In interpreting the partial regression coefficients of our final regression model it is important to note that the effect of N on litter decomposition rate is controversial (Prescott, 2005). To better understand the underlying N-controlled mechanisms, we must distinguish between two factors: (1) the intrinsic tissue N content and the extrinsic soil inorganic nutrient availability, and (2) the early as opposed to later stages of decomposition. Unlike the external soil inorganic N, the intrinsic litter N is highly correlated with C chemistry and levels of polyphenols. However, artificial external N additions to the soil are more prone to stimulate the decomposition of lignin-poor litters and suppress that of lignin-rich ones (Carreiro et al., 2000) because N addition inhibits fungal lignolytic activity (Waldrop and Zak, 2006). In contrast to lignolitic activity, cellulase activity would be stimulated by increased soil N availability (Carreiro et al., 2000). Early stages of decomposition mostly driven by low-recalcitrance compounds would be stimulated, whereas it would be suppressed at later stages. In this study, we consider N root content as a specific chemical trait, used as an integrating index of root biochemistry.

There now exist large trait databases covering many thousands of plant species. Because our root traits are static measurements made on easily obtained roots and using standard chemical methods it should be possible to measure them on many species and incorporate the results in these pre-existing trait databases.
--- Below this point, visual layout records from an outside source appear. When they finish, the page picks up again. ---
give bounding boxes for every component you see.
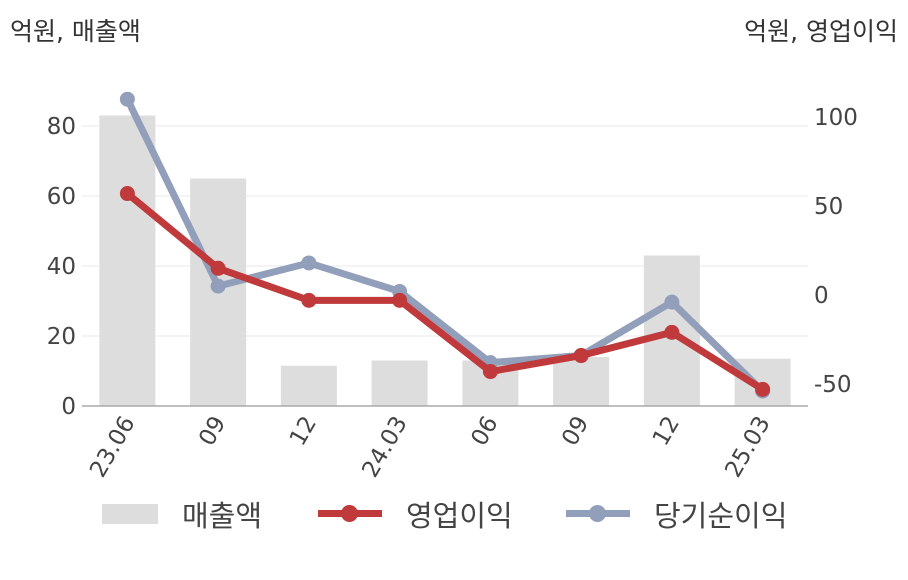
combo-chart: 0 20 40 60 80 100 50 0 -50 23.06 09 12 24.03 06 09 12 25… [47, 91, 858, 482]
net-income-point [210, 278, 226, 294]
right-tick-label: 50 [814, 194, 843, 220]
right-tick-label: 100 [814, 105, 858, 131]
x-tick-label: 06 [466, 412, 503, 450]
legend-label-net-income: 당기순이익 [654, 499, 788, 533]
revenue-bar [371, 360, 428, 406]
operating-profit-point [755, 381, 771, 397]
operating-profit-line [123, 190, 767, 393]
operating-profit-point [664, 324, 680, 340]
operating-profit-point [119, 186, 135, 202]
net-income-point [119, 91, 135, 107]
operating-profit-point [573, 348, 589, 364]
right-tick-label: -50 [814, 372, 852, 398]
legend-item-net-income: 당기순이익 [566, 492, 787, 536]
legend-swatch-net-income [566, 504, 630, 524]
x-tick-label: 23.06 [85, 412, 140, 482]
x-tick-label: 09 [557, 412, 594, 450]
right-axis-unit: 억원, 영업이익 [744, 17, 898, 46]
revenue-bar [280, 365, 337, 406]
operating-profit-point [392, 292, 408, 308]
x-tick-label: 25.03 [720, 412, 775, 482]
operating-profit-point [301, 292, 317, 308]
operating-profit-point [210, 260, 226, 276]
net-income-point [301, 255, 317, 271]
legend-item-operating-profit: 영업이익 [318, 492, 513, 536]
revenue-bar [553, 357, 610, 406]
legend-label-revenue: 매출액 [182, 499, 263, 533]
x-tick-label: 09 [194, 412, 231, 450]
x-tick-label: 12 [285, 412, 322, 450]
legend-label-operating-profit: 영업이익 [406, 499, 513, 533]
x-tick-label: 12 [648, 412, 685, 450]
left-tick-label: 0 [61, 394, 76, 420]
legend: 매출액 영업이익 당기순이익 [0, 492, 908, 536]
net-income-line [123, 95, 767, 395]
left-tick-label: 60 [47, 184, 76, 210]
legend-swatch-revenue [102, 504, 158, 524]
left-tick-label: 20 [47, 324, 76, 350]
left-tick-label: 40 [47, 254, 76, 280]
x-tick-label: 24.03 [357, 412, 412, 482]
legend-swatch-operating-profit [318, 504, 382, 524]
revenue-bar [99, 115, 156, 406]
net-income-point [664, 294, 680, 310]
left-tick-label: 80 [47, 114, 76, 140]
right-tick-label: 0 [814, 283, 829, 309]
legend-item-revenue: 매출액 [102, 492, 262, 536]
operating-profit-point [482, 364, 498, 380]
left-axis-unit: 억원, 매출액 [10, 17, 141, 46]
If the results reported here can be replicated in a larger set of species and environmental conditions it should then be possible to use the resulting regressions in more general ecosystem models of carbon cycling. Besides determining the generality of our results, it will also be important to decompose the mass-loss kinetics reported here into the mass-loss kinetics of different carbon fractions as the temporal dynamics of carbon cycling in the soil is also profoundly affected by the recalcitrance of different carbon fractions in the root tissue.